Training logistic regression
Training a logistic regression classifier involves discovering suitable values for the parameters — \( \vw \) and \( b \).
The parameters are optimized for maximizing the likelihood of observed data — the training set — by (maximum likelihood estimation) (MLE).
Suppose \( \labeledset = \set{(\vx_1, y_1), \ldots, (\vx_\nlabeled, y_\nlabeled)} \) denotes the training set consisting of \( \nlabeled \) training instances.
Assume that \( y_\nlabeledsmall = 1 \) if \( \vx_\nlabeledsmall \) belongs to the class \( C_1 \), and zero if it belongs to the class \( C_2 \).
The likelihood in the case of logistic regression is
$$ P(\labeledset|\vw) = \prod_{\nlabeledsmall=1}^\nlabeled P(C_1|\vx_\nlabeledsmall)^{y_\nlabeledsmall} \left(1 - P(C_1|\vx_\nlabeledsmall)\right)^{1 - y_\nlabeledsmall} $$
Note that the term \(P(C_1|\vx_\nlabeledsmall)^{y_\nlabeledsmall} \) is activated if the instance \( \vx_\nlabeledsmall \) belongs to the class \( C_1 \), since \(y_\nlabeledsmall = 1 \) in that case.

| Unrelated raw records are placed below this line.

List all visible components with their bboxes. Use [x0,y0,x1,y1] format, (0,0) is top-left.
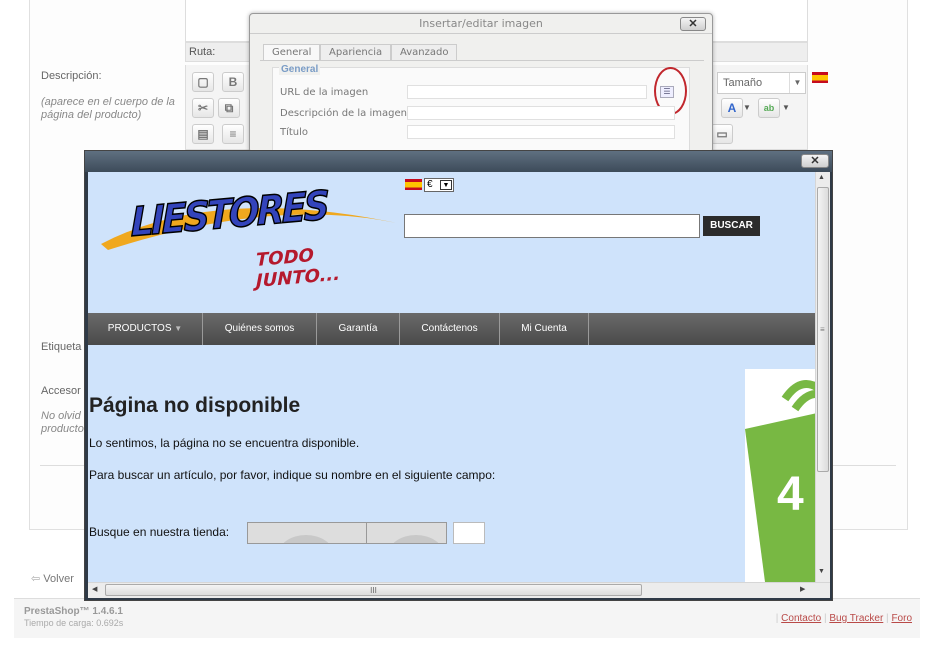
back-link[interactable]: ⇦ Volver [31,572,74,585]
back-arrow-icon: ⇦ [31,573,44,585]
admin-footer: PrestaShop™ 1.4.6.1 Tiempo de carga: 0.6… [14,598,920,638]
font-color-chevron-icon[interactable]: ▼ [743,98,753,118]
image-url-label: URL de la imagen [280,87,369,98]
hscroll-grip: III [370,586,377,595]
footer-link-forum[interactable]: Foro [891,613,912,624]
highlight-color-icon[interactable]: ab [758,98,780,118]
paste-icon[interactable]: ▤ [192,124,214,144]
footer-link-bug-tracker[interactable]: Bug Tracker [829,613,883,624]
new-document-icon[interactable]: ▢ [192,72,214,92]
paste-text-icon[interactable]: ≡ [222,124,244,144]
currency-value: € [427,179,433,190]
vscroll-grip-icon: ≡ [820,325,825,334]
preview-window: ✕ € ▼ LIESTORES TODO JUNTO... BUSCAR PRO… [84,150,833,601]
footer-version: PrestaShop™ 1.4.6.1 [24,606,123,617]
scroll-right-icon[interactable]: ▶ [800,585,805,593]
accessories-label: Accesor [41,385,81,397]
back-label: Volver [43,573,74,585]
vertical-scroll-thumb[interactable]: ≡ [817,187,829,472]
preview-titlebar: ✕ [85,151,832,172]
main-nav: PRODUCTOS ▼ Quiénes somos Garantía Contá… [88,313,815,345]
spain-flag-icon[interactable] [812,72,828,83]
store-search-submit[interactable] [453,522,485,544]
footer-links: | Contacto | Bug Tracker | Foro [775,613,912,624]
image-title-input[interactable] [407,125,675,139]
chevron-down-icon[interactable]: ▼ [789,73,805,93]
size-select-value: Tamaño [723,77,763,89]
promo-banner[interactable]: 4 [745,369,815,582]
search-instruction: Para buscar un artículo, por favor, indi… [89,468,496,482]
image-url-input[interactable] [407,85,647,99]
nav-item-quienes-somos[interactable]: Quiénes somos [203,313,317,345]
footer-link-contact[interactable]: Contacto [781,613,821,624]
tab-divider [260,60,704,61]
insert-image-dialog: Insertar/editar imagen ✕ General Aparien… [249,13,713,153]
nav-item-productos[interactable]: PRODUCTOS ▼ [88,313,203,345]
tab-appearance[interactable]: Apariencia [320,44,392,60]
tab-advanced[interactable]: Avanzado [391,44,458,60]
image-description-input[interactable] [407,106,675,120]
nav-chevron-down-icon: ▼ [174,324,183,333]
error-message: Lo sentimos, la página no se encuentra d… [89,436,360,450]
description-hint: (aparece en el cuerpo de la página del p… [41,96,175,121]
tab-general[interactable]: General [263,44,321,60]
search-button[interactable]: BUSCAR [703,216,760,236]
layer-icon[interactable]: ▭ [711,124,733,144]
vertical-scrollbar[interactable]: ▲ ≡ ▼ [815,172,830,582]
image-title-label: Título [280,127,309,138]
description-label: Descripción: [41,70,102,82]
nav-item-contactenos[interactable]: Contáctenos [400,313,500,345]
close-icon[interactable]: ✕ [680,17,706,31]
field-shape [278,535,334,543]
nav-item-mi-cuenta[interactable]: Mi Cuenta [500,313,589,345]
preview-close-icon[interactable]: ✕ [801,154,829,168]
language-flag-icon[interactable] [405,179,422,190]
store-search-field[interactable] [247,522,447,544]
horizontal-scrollbar[interactable]: ◀ III ▶ [88,582,830,598]
footer-load-time: Tiempo de carga: 0.692s [24,618,124,628]
accessories-hint: No olvid producto [41,410,84,435]
cut-icon[interactable]: ✂ [192,98,214,118]
image-description-label: Descripción de la imagen [280,108,407,119]
font-color-glyph: A [727,101,737,115]
store-search-label: Busque en nuestra tienda: [89,525,230,539]
promo-number: 4 [777,468,804,521]
horizontal-scroll-thumb[interactable]: III [105,584,642,596]
currency-chevron-icon[interactable]: ▼ [440,180,452,190]
scroll-left-icon[interactable]: ◀ [92,585,97,593]
field-divider [366,523,367,543]
currency-select[interactable]: € ▼ [424,178,454,192]
fieldset-legend: General [279,64,321,75]
highlight-chevron-icon[interactable]: ▼ [782,98,792,118]
nav-item-garantia[interactable]: Garantía [317,313,400,345]
font-color-button[interactable]: A [721,98,743,118]
preview-content: € ▼ LIESTORES TODO JUNTO... BUSCAR PRODU… [88,172,830,598]
size-select[interactable]: Tamaño ▼ [717,72,806,94]
tags-label: Etiqueta [41,341,82,353]
store-logo[interactable]: LIESTORES TODO JUNTO... [96,182,396,292]
path-label: Ruta: [189,46,216,58]
insert-image-dialog-title: Insertar/editar imagen [250,14,712,34]
scroll-down-icon[interactable]: ▼ [818,568,825,575]
page-title: Página no disponible [89,394,301,417]
field-shape-2 [388,535,444,543]
copy-icon[interactable]: ⧉ [218,98,240,118]
nav-label-productos: PRODUCTOS [107,323,172,334]
store-search-input[interactable] [404,214,700,238]
scroll-up-icon[interactable]: ▲ [818,174,825,181]
bold-button[interactable]: B [222,72,244,92]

The latter term \( \left(1 - P(C_1|\vx_\nlabeledsmall)\right)^{1 - y_\nlabeledsmall} \) is activated when the training instance \( \vx_\nlabeledsmall \) belongs to the class \(C_2\), since \(y_\nlabeledsmall = 0 \) in that case.

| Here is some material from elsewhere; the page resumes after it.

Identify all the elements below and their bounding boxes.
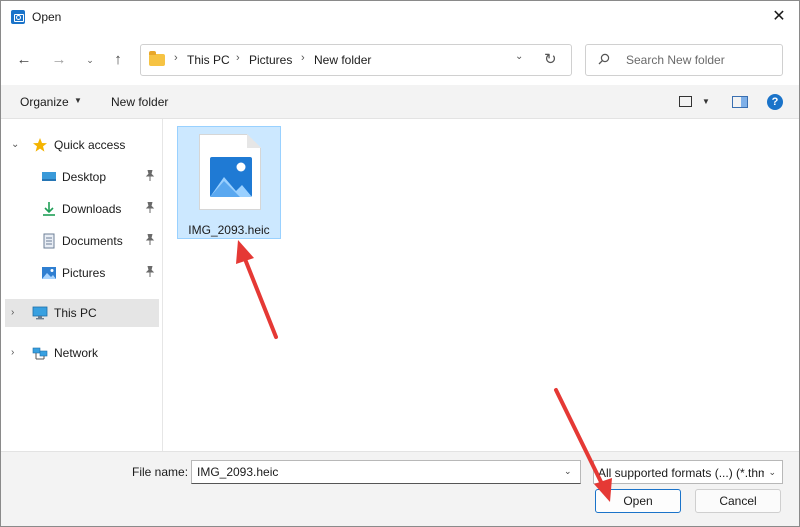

With the likelihood function defined this way, the training proceeds by MLE using popular optimization approaches.
Particularly in the case of logisitc regression, there is no closed-form solution to the MLE optimization problem.
Hence, iterative approaches such as minibatch stochastic gradient descent may be used.